May 16, 2007 07:03 GMT  ·  By

Poison frogs are famous for their toxin which is used for poisoning arrow tips. Their bright vivid colors warn the predators on their toxicity.

The toxins from the frog skin protecting it from predators and infections are chemicals called alkaloids. But frogs cannot synthesize the alkaloids themselves, they have to acquire them from their food items. If poison frogs are fed with fruit flies, which have no alkaloids, they miss the venom.

"But until recently, it's been a mystery what the dietary sources are." said Ralph Saporito of Florida International University (FIU) in Miami.

As ants are known to synthesize alkaloids, they were also believed to be the main source for more than 800 known alkaloids encountered in poison frogs. But Saporito's team discovered that frogs in the lowlands of Panama and Costa Rica get most of their toxins from tiny arthropods called oribatid mites.

The other novelty is that this group was not even previously known to synthesize alkaloids at all.
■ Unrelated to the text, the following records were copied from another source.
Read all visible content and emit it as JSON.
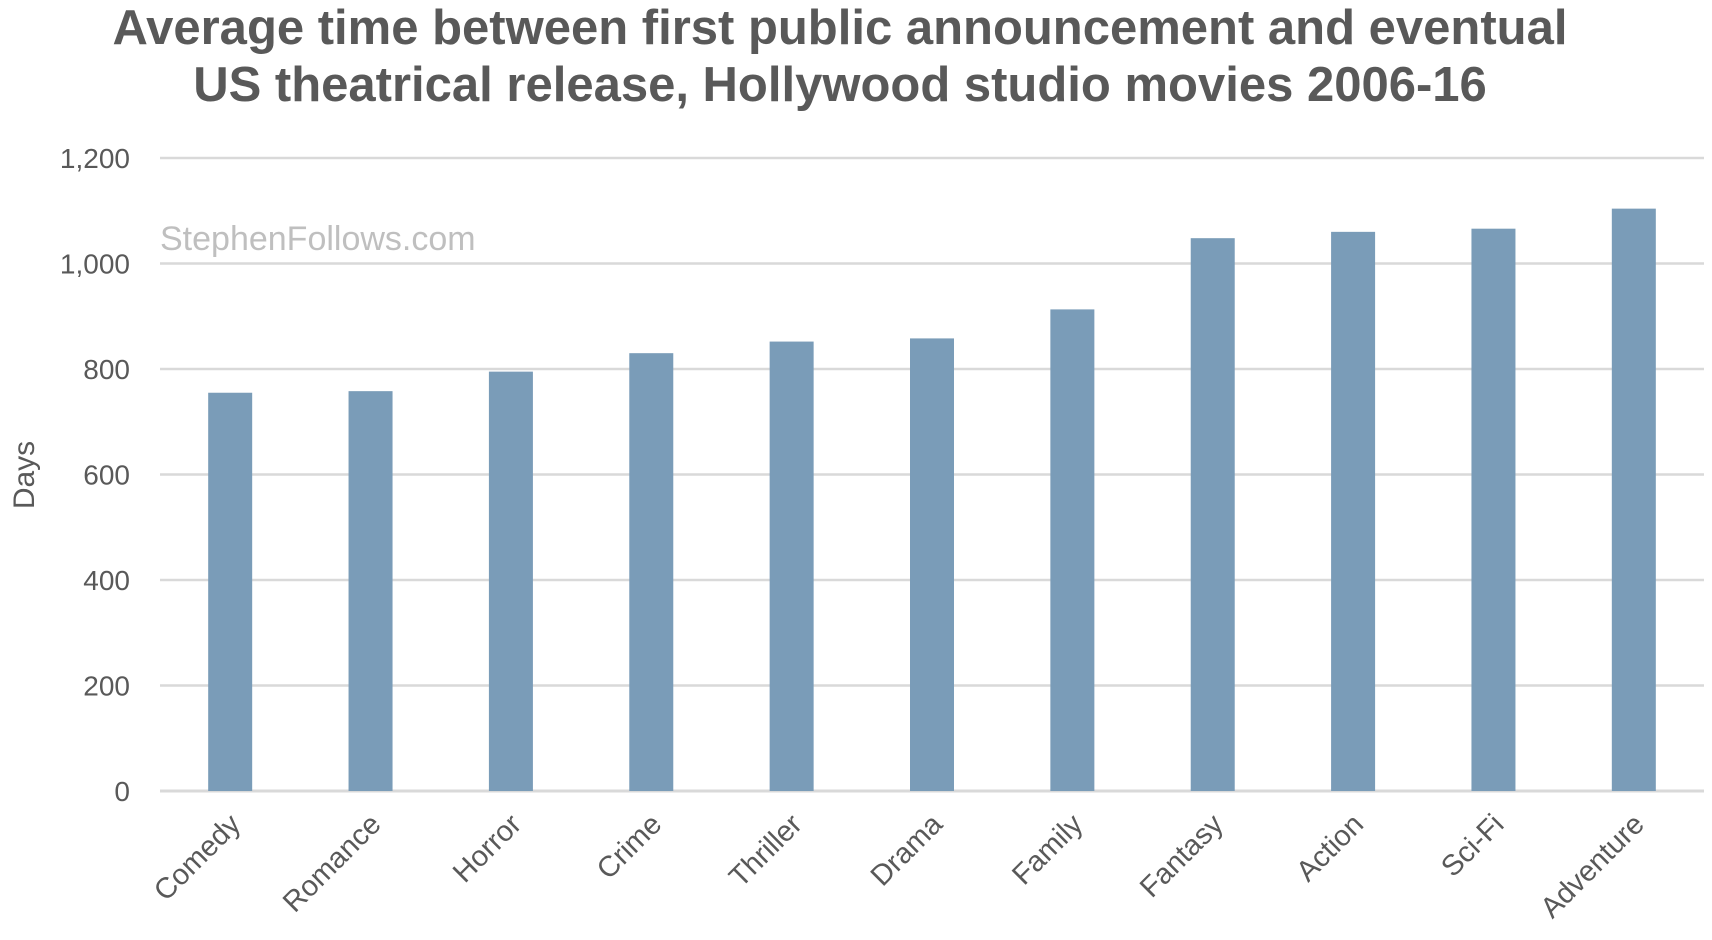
{
  "chart_data": {
    "type": "bar",
    "title_lines": [
      "Average time between first public announcement and eventual",
      "US theatrical release, Hollywood studio movies 2006-16"
    ],
    "watermark": "StephenFollows.com",
    "xlabel": "",
    "ylabel": "Days",
    "ylim": [
      0,
      1200
    ],
    "yticks": [
      0,
      200,
      400,
      600,
      800,
      1000,
      1200
    ],
    "ytick_labels": [
      "0",
      "200",
      "400",
      "600",
      "800",
      "1,000",
      "1,200"
    ],
    "categories": [
      "Comedy",
      "Romance",
      "Horror",
      "Crime",
      "Thriller",
      "Drama",
      "Family",
      "Fantasy",
      "Action",
      "Sci-Fi",
      "Adventure"
    ],
    "values": [
      755,
      758,
      795,
      830,
      852,
      858,
      913,
      1048,
      1060,
      1066,
      1104
    ],
    "grid": true,
    "legend": "none",
    "colors": {
      "bar": "#7a9cb8",
      "grid": "#d9d9d9",
      "text": "#595959",
      "watermark": "#bfbfbf"
    }
  }
}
Oribatid mites are decomposers of dead plant materials in soil and leaf litter.

The team found about 80 different alkaloids in mites and over half of them were also present in the skin of the strawberry poison dart frogs of the area.

"The mite-produced compounds included representatives of nearly half of the 24 major chemical classes of alkaloids known from poison frogs," said Saporito.

"It is surprising that mites-rather than ants-were found to be the major source of alkaloids. The source of many alkaloids in poison frogs have [still] not been identified." commented Christopher Raxworthy of the American Museum of Natural History in New York.

Alkaloids, like caffeine and nicotine, are extremely varied and with diverse and specific properties. Many are bitter, warning about their toxicity and a lot of them are used as medicinal drugs, like in the case of the belladonna or henbane.

The new alkaloids could be the source for powerful new drugs. The team also analyzed up 40 previously unknown alkaloids specific to mites.

"Many of these compounds show interesting biological activity and are structurally unprecedented in nature," said co-author John Daly, of the National Institute of Diabetes and Digestive and Kidney Diseases in Bethesda, Maryland.

"The frogs are not harmed by the toxic compounds, presumably because the alkaloids are consumed in very small amounts and become concentrated in the frogs' bodies over time. The frogs don't chemically transform [the alkaloids] at all, they just store them in their skin glands and then secrete them," Daly suggested.

"The next big question to answer is how the poison frogs accomplish this trick. Virtually nothing is known about how the frogs actually take the alkaloids from a dietary source and store them in their glands." Saporito added.